A noite era bonita e frouxamente iluminada por um luar de abril. A aldeia dormia já, e apenas algumas árvores rumorejavam, sonhando talvez, ainda tontas da quente carícia do último sol que as sufocara com os seus beijos de fogo.

Cães ladravam, de pescoço estendido, provocando o céu. As estrelas bruxuleavam tristemente no azul da abóbada misteriosa. Não se ouvia o pio de uma ave noturna.

E os dois religiosos lá se iam pela estrada, silenciosamente, projetando longas sombras na areia dos caminhos.

Pareciam dois espectros filhos da mesma noite.

Andaram durante algumas horas. Atravessaram a aldeia, sem dizer palavra. E afinal chegaram a um cemitério, que já não pertencia a Monteli e sim a Blancs-Manteaux.

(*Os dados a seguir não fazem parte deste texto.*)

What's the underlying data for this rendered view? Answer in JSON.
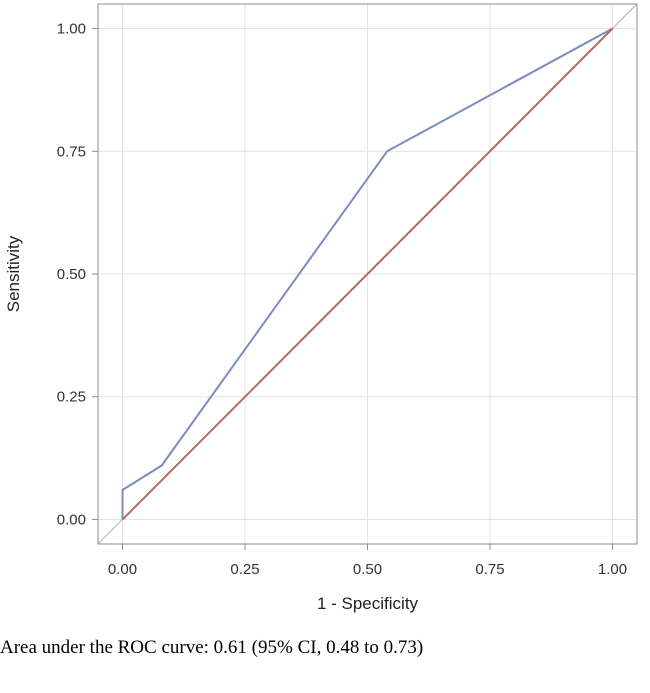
{
  "chart_data": {
    "type": "line",
    "xlabel": "1 - Specificity",
    "ylabel": "Sensitivity",
    "xlim": [
      -0.05,
      1.05
    ],
    "ylim": [
      -0.05,
      1.05
    ],
    "x_ticks": [
      "0.00",
      "0.25",
      "0.50",
      "0.75",
      "1.00"
    ],
    "y_ticks": [
      "0.00",
      "0.25",
      "0.50",
      "0.75",
      "1.00"
    ],
    "grid": true,
    "series": [
      {
        "x": [
          0.0,
          0.0,
          0.08,
          0.54,
          1.0
        ],
        "y": [
          0.0,
          0.06,
          0.11,
          0.75,
          1.0
        ],
        "color": "#7a8cc0"
      },
      {
        "x": [
          0.0,
          1.0
        ],
        "y": [
          0.0,
          1.0
        ],
        "color": "#b56a5e"
      }
    ]
  },
  "caption": "Area under the ROC curve: 0.61 (95% CI, 0.48 to 0.73)"
}
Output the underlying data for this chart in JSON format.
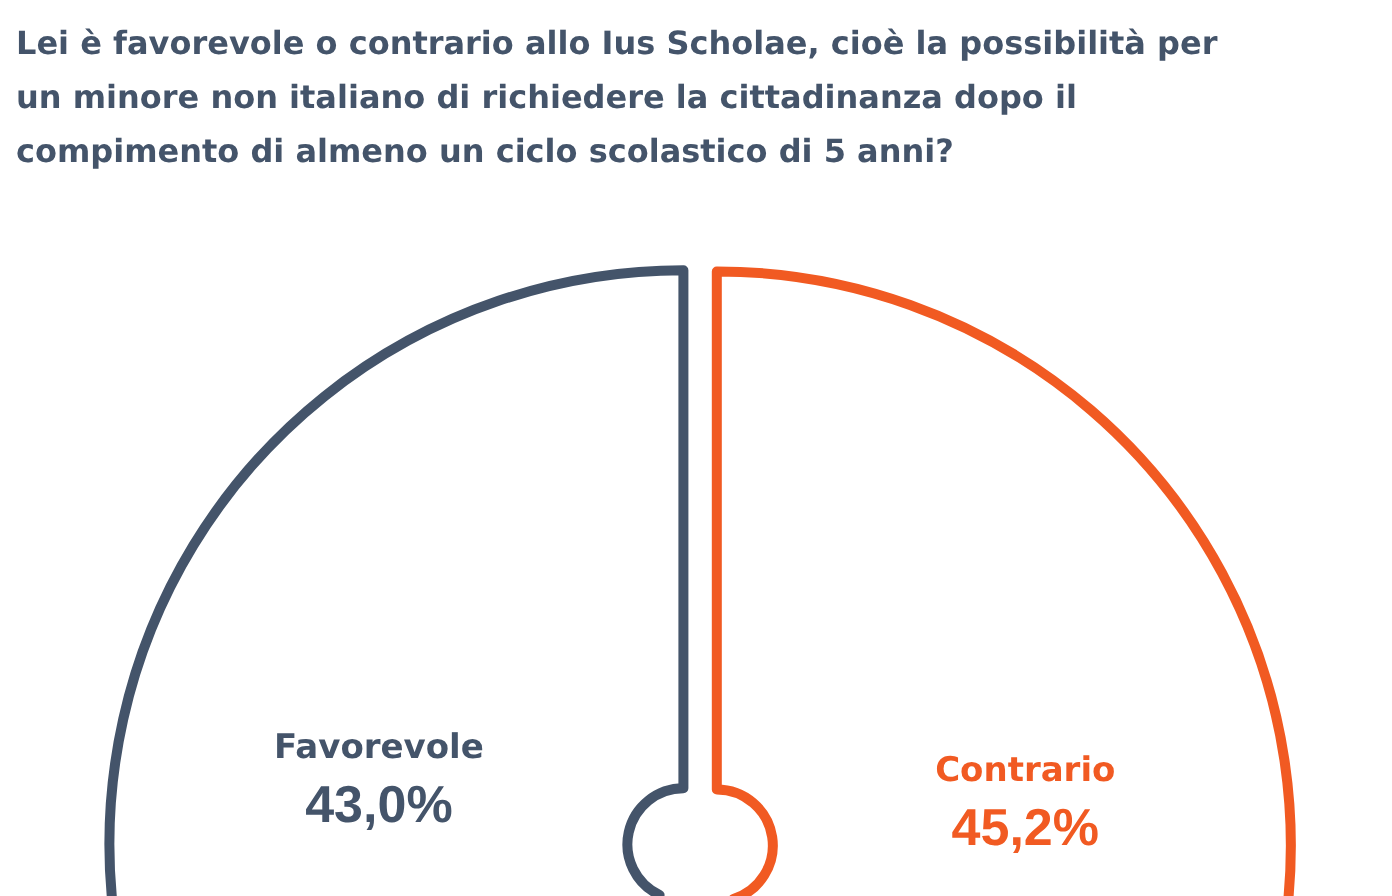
{
  "chart_data": {
    "type": "pie",
    "title": "Lei è favorevole o contrario allo Ius Scholae, cioè la possibilità per un minore non italiano di richiedere la cittadinanza dopo il compimento di almeno un ciclo scolastico di 5 anni?",
    "categories": [
      "Favorevole",
      "Contrario"
    ],
    "values": [
      43.0,
      45.2
    ],
    "colors": [
      "#44546a",
      "#f15a22"
    ],
    "value_labels": [
      "43,0%",
      "45,2%"
    ]
  }
}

— É aqui, meu filho. .. disse o velho, parando, extenuado de fadiga.

Ângelo nada respondeu. Encostou-se ao sinistro moro da casa dos mortos e respirou descansando.

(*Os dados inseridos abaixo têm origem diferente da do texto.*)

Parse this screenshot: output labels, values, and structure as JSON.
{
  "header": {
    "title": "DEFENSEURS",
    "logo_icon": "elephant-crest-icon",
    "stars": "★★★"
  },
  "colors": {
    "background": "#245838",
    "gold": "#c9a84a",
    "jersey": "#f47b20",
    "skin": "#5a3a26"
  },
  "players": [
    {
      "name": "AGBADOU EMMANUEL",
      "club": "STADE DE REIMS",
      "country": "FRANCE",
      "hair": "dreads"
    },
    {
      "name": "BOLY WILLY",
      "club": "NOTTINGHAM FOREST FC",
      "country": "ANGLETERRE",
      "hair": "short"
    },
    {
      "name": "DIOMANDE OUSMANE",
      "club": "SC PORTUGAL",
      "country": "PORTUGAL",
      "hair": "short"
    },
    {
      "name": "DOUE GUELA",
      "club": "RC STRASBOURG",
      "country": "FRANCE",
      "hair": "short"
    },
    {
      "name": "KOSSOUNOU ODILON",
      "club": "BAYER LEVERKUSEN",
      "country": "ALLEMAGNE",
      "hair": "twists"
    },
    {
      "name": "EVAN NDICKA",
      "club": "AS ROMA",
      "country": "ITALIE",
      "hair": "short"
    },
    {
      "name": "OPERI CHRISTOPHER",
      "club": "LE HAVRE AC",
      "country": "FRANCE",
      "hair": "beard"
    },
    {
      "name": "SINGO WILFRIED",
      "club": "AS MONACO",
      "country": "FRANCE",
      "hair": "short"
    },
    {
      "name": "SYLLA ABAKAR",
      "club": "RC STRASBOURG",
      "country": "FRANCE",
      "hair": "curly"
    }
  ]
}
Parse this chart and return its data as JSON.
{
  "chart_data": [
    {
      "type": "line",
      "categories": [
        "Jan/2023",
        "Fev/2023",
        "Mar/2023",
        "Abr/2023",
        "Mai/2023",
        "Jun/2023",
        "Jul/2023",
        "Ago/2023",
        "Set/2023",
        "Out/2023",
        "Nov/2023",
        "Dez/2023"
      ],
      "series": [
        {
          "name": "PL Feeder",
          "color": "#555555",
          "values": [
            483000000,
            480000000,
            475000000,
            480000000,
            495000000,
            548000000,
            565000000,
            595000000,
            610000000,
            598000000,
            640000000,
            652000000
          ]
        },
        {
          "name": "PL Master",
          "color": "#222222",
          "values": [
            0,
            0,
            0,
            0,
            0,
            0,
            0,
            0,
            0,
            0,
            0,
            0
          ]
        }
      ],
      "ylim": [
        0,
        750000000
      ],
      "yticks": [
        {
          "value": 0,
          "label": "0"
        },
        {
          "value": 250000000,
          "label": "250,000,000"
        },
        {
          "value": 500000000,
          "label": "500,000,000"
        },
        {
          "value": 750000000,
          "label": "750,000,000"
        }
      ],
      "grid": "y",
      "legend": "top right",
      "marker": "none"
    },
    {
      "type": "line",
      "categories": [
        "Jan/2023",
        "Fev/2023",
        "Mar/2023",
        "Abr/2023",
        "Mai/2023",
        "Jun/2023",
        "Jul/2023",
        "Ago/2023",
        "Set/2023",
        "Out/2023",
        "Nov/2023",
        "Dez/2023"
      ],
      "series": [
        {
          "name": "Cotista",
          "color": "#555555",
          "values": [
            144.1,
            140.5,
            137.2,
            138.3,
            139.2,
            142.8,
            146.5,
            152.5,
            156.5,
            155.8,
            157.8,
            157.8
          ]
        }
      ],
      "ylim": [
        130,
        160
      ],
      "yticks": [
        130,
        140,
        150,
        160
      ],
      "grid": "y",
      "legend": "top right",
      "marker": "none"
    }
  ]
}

— O que viemos aqui fazer. . . perguntou depois.

— Entremos... deliberou o outro, procurando o lado mais baixo do muro para galgá-lo.

E penetraram no cemitério.

Era um bem triste lugar aquele, com a sua dura simetria de túmulos enfileirados, branquejando ao luar. Canteiros de flores, mais fúnebres que as sepulturas, pareciam dizer na muda linguagem das perpétuas e das margaridas, todo o segredo das dores e das saudades, que ali gemeram junto aos que fugiram para debaixo da terra.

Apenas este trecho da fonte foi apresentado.